Ci sono album che è difficile descrivere e Promises, il disco registrato dal sassofonista Pharoah Sanders e da Floating Points insieme alla London Symphony Orchestra, è uno di questi. È un album così intenso e commovente che lascia di stucco. Si può provare a descriverlo, ma non si riesce a rendere giustizia per davvero a quello che si ascolta. L’incontro di Pharoah Sanders con Sam Shepherd, in arte Floating Points, è stato abbastanza casuale: nel 2015, mentre Sanders era in macchina insieme a un discografico, ha ascoltato l’album di Floating Points “Elaenia”. Ne è rimasto talmente impressionato che ha chiesto di poter incontrare il suo autore. Promises, un disco di 46 minuti diviso in nove movimenti e pensato come un’unica traccia, è il frutto di questo incontro. È un album al quale è difficile accostare un solo genere, sospeso com’è tra jazz, ambient e misticismo puro. A tratti la musica, si rifà proprio a certi episodi dei dischi del jazzista statunitense; altri momenti fa venire in mente il minimalismo di Steve Reich, in altri ancora all’ambient di Brian Eno e Laraaji. Nonostante i tanti strumenti usati – il sassofono, il piano, qualche sintetizzatore, un clavicembalo, e ovviamente gli archi dell’orchestra – si ha sempre una sensazione di leggerezza totale, come di fronte a un paesaggio celeste. Il momento più commovente forse arriva nel quarto movimento, quando Sanders canta con la tecnica dello scat. Ma tutto il lavoro ha una forza emotiva trasfigurante, frutto di una composizione e di un’esecuzione di livello altissimo. Come detto, è difficile trovare le parole per rendergli giustizia, ma ce n’è una che fa capolino ogni tanto mentre lo si ascolta: capolavoro.

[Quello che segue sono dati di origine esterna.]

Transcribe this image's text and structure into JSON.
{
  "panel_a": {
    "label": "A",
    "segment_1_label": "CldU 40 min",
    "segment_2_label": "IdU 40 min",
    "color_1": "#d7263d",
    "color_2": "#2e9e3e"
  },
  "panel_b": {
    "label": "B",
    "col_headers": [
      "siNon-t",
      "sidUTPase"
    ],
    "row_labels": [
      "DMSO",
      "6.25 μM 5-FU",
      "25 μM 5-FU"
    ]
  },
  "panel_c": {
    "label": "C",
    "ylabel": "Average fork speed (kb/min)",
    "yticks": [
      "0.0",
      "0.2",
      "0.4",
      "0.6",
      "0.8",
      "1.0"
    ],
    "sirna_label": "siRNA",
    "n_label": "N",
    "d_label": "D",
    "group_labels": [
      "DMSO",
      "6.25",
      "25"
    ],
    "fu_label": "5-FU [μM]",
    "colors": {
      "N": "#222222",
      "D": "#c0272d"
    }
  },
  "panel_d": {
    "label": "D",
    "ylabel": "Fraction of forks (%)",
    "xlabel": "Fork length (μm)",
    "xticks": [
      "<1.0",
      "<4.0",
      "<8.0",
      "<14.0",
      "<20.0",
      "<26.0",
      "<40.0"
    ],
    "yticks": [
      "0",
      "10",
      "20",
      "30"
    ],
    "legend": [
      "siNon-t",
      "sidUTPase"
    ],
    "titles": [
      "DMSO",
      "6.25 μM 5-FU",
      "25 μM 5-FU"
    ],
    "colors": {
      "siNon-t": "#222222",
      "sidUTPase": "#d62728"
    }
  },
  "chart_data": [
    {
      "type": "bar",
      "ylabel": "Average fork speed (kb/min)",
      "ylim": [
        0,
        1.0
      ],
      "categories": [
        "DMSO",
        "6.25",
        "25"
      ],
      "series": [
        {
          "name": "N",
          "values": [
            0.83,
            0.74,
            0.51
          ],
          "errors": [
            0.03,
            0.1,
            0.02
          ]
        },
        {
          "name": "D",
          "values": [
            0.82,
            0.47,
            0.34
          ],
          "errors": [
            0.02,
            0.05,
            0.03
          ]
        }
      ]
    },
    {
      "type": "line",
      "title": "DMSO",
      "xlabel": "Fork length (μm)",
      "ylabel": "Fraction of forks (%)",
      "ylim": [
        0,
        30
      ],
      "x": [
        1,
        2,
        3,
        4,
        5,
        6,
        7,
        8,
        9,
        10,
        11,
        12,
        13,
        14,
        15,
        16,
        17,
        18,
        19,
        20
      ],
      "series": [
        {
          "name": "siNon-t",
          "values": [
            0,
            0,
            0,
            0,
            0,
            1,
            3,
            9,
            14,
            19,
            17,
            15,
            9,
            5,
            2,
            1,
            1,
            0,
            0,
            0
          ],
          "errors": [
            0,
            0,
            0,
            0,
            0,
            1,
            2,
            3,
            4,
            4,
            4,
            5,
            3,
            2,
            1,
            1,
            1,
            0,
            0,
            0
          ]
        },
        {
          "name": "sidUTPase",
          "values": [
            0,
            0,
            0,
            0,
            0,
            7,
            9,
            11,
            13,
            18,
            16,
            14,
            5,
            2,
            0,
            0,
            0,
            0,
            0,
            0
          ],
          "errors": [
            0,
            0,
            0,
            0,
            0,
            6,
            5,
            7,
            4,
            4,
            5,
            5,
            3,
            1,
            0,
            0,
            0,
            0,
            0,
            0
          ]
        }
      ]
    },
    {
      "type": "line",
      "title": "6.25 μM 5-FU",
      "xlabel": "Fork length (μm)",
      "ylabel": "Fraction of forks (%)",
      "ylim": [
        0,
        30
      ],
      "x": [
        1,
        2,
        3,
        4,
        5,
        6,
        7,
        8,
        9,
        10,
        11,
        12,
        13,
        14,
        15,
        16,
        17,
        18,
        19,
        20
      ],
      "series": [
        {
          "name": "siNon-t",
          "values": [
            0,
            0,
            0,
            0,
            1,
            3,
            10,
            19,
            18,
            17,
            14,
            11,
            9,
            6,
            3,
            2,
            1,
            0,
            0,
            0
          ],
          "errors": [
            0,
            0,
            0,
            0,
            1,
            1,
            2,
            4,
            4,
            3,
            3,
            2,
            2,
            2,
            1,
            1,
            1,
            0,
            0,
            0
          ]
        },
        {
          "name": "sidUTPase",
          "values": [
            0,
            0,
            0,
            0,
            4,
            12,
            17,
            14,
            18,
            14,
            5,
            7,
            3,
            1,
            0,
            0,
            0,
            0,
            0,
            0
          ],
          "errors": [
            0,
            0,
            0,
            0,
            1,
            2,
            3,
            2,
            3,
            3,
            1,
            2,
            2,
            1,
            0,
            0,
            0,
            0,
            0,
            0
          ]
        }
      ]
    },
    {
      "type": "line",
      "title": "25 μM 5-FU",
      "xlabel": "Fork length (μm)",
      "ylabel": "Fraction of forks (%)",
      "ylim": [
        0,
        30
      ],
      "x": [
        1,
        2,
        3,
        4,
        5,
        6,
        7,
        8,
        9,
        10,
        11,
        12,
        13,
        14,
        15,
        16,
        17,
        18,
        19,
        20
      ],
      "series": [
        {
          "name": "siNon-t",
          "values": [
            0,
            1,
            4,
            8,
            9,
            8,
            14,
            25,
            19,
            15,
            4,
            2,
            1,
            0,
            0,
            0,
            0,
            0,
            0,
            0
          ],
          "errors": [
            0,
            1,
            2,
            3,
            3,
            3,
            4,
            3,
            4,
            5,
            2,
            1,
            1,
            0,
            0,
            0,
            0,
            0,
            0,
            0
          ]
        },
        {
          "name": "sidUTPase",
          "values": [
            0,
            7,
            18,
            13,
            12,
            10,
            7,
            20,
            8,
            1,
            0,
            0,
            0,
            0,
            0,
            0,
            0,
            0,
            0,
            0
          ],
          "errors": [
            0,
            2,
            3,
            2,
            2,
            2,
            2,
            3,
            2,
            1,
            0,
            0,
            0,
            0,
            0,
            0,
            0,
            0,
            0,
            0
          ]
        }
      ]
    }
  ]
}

Idris Ackamoor And The Pyramids (The Pyramids), Shaman! (2LP 2020)
Il settimo album dei Pyramids, successivo ad ”An angel fell” (2018) e come quello co-accreditato al leader Idris Ackamoor. Ancora una volta inciso ai Quatermass Studios di Londra e prodotto da Malcolm Catto degli Heliocentrics. “Shaman!” è un album dai temi più introspettivi e meno politici rispetto ad “An angel fell”: qui Ackamoor si concentra su argomenti come la mortalità, la famiglia, la spiritualità, l’amore e la perdita. Il disco è costituito da nove lunghi brani, nei quali l’afro-funk più dilatato si fonde con il jazz dalle spinte spirituali, caratterizzato da ritmiche complesse ed eleganti, belle armonie vocali, elementi caratteristici di molta musica africana tradizionale e moderna, assoli di sassofono da parte di Ackamoor più morbidi rispetto al precedente lp, cullanti melodie di violino elettrificato e di flauto. Gruppo afroamericano dedito ad un incrocio fra il free jazz e la musica percussiva africana, i Pyramids prendono forma in Europa su impulso di alcuni musicisti originari dello Ohio nel 1971; del gruppo fa parte il sassofonista Idris Ackamoor (alias Bruce Baker), autore di gran parte delle loro composizioni. Tornati in patria intorno al 1973, i Pyramids incidono e pubblicano in quello stesso anno il loro primo album ”Lalibela”.Consiglio l’ascolto anche dei precedenti dischi.